Sensor-based Evaluation of Intermittent Fasting Regimes: A Machine Learning and Statistical Approach
In the pursuit of healthier lifestyles, intermittent fasting has emerged as a popular dietary strategy. However, its success hinges significantly on adherence to specific eating windows and fasting periods. This study tackles this challenge by developing and assessing various machine learning and statistical models utilizing sensor data to gauge adherence levels in intermittent fasting regimes, particularly focusing on eating duration and specific time-frames.
Data collection was executed across two distinct human trials that explored different intermittent fasting regimes. Details of the study design, eligibility criteria, and ethical approvals were published separately. The ChronoFast trial (ClinicalTrials: NCT04351672) and the ParoFastin trial (DKRS: DRKS00026701) provided rich data sources. ChronoFast compared early (8:00-16:00) versus late (13:00-21:00) time-restricted eating (TRE) from glucose readings collected over 14 days with 31 women participants.
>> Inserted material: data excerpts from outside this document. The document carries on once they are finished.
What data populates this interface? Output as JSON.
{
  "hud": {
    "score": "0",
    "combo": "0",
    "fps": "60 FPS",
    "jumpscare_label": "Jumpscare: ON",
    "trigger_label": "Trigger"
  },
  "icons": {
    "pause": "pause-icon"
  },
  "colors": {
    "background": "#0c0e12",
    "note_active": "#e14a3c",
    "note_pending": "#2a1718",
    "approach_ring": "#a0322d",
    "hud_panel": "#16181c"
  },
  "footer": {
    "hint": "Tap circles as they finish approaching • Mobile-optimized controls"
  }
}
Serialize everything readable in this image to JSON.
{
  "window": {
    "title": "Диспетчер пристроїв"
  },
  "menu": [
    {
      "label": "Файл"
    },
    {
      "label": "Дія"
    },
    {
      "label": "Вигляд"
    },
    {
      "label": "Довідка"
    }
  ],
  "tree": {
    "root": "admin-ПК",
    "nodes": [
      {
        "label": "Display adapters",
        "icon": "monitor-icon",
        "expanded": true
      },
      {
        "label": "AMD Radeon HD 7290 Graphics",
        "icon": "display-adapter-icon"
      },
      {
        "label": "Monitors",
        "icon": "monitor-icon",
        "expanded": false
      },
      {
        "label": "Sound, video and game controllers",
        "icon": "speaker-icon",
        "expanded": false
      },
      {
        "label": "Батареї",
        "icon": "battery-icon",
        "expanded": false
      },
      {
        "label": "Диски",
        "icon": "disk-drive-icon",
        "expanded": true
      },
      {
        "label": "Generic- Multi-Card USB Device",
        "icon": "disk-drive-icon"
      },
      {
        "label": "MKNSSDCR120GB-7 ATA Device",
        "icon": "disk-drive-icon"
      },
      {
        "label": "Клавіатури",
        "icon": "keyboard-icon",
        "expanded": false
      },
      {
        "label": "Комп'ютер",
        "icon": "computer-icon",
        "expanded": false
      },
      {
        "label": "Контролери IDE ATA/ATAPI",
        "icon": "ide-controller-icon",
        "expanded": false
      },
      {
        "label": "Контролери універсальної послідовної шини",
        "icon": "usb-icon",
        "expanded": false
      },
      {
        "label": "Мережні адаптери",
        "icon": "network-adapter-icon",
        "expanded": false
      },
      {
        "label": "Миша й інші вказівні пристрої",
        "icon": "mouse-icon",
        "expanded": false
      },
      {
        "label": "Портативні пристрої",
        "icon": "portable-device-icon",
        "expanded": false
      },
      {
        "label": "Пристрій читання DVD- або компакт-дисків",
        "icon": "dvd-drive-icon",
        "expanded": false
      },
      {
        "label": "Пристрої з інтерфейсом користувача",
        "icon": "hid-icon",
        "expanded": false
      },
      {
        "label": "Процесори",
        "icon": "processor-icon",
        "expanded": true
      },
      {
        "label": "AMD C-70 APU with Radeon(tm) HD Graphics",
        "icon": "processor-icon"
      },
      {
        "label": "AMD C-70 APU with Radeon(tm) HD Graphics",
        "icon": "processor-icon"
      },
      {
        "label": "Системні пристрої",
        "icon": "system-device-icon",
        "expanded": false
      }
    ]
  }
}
Meanwhile, ParoFastin investigated TRE (self-selected 8-hour window), religious dry fasting (before sunrise and after sunset), and habitual diets, tracking glucose values over 19 days with 16 subjects (See Fig. 1A for a concise representation).
The trials also captured extensive food logs and acceleration data, offering a comprehensive view of participants’ physical activity levels in the ChronoFast trial (illustrated in Fig. 1B).
Acceleration metrics were obtained using the wGT3X-BT sensor (ActiGraph, USA) mounted on participants’ non-dominant wrists. Processed through ActiLife software, the acceleration data included key variables such as timestamp, participant ID, and levels of physical activity. Glucose information was gathered using FreeStyle Libre sensors. These continuous glucose monitors recorded data at 15-minute intervals, providing vital information for dietary analysis.
Participants diligently logged their nutritional intake, guided initially by a nutritionist, using either the Fddb Extender app or paper-based records. This nutritional data, pivotal for analyzing fasting adherence, was compiled and exported for meticulous examination.
Crucially, adherence to fasting regimens was evaluated by assessing compliance to the prescribed 8-hour eating windows, particularly those adhering to meal timing regulations. Compliance permitted a 30-minute deviation, ensuring practical adherence assessment across both ChronoFast and ParoFastin trials.
In complement to the collected data, simulations were conducted using Simglucose, a Python package designed for simulating Type 1 Diabetes Mellitus time series data, enriching the research with hypothetical scenarios and device-specific configurations.
Data analysis leveraged Python-powered tools like Jupyter Notebook and PyCharm, importing the triad of data sources into harmonized data frames using the pandas library. Ensuring consistency, acceleration and glucose data were synchronized, and nutritional data was categorized into fasting and non-fasting states.
Focusing on the ChronoFast study, various models were developed to serve as precise binary predictors of fasting states. These models underwent rigorous evaluation using the ParoFastin data set and simulated Type 1 diabetes data, highlighting the robustness of the approach.
Feature computation transpired in two principal streams: glucose data assessed via the cgmquantify Python package, and acceleration data examined following established methods in activity recognition. Signal processing tools like scipy.signal were indispensable for peak identification within the data.
To streamline models while boosting performance, Recursive Feature Elimination (RFE) from the scikit-learn package spotlighted the most significant variables, as enumerated in Table 1.
Balancing the datasets was critical to circumvent label bias and overfitting during model training. Techniques from the Imbalanced-learn package, including SMOTETomek and SMOTE, were utilized to refine dataset balance and quality. Noteworthy was the employment of SMOTE for creating new samples through interpolation, ensuring robust data integrity.
Upon achieving balance, the data underwent a Min-Max scaling transformation, normalizing values between 0 and 1 to combat skewed distributions and outliers. Subsequent to scaling, several supervised machine learning models were evaluated. SHapley Additive exPlanations (SHAP) values provided vital insights into global model interpretability, elucidating variable contributions (illustrated in Fig. 1C).
The study culminated with an innovative data visualization tool, crafted using the Dash library, enabling multi-instance computer deployments. Visual representations were enhanced through Plotly, promising an interactive and intuitive user experience for extensive data exploration.
This cutting-edge research not only advances the understanding of intermittent fasting but also exemplifies the potential of utilizing sensor data and machine learning in nutrition science.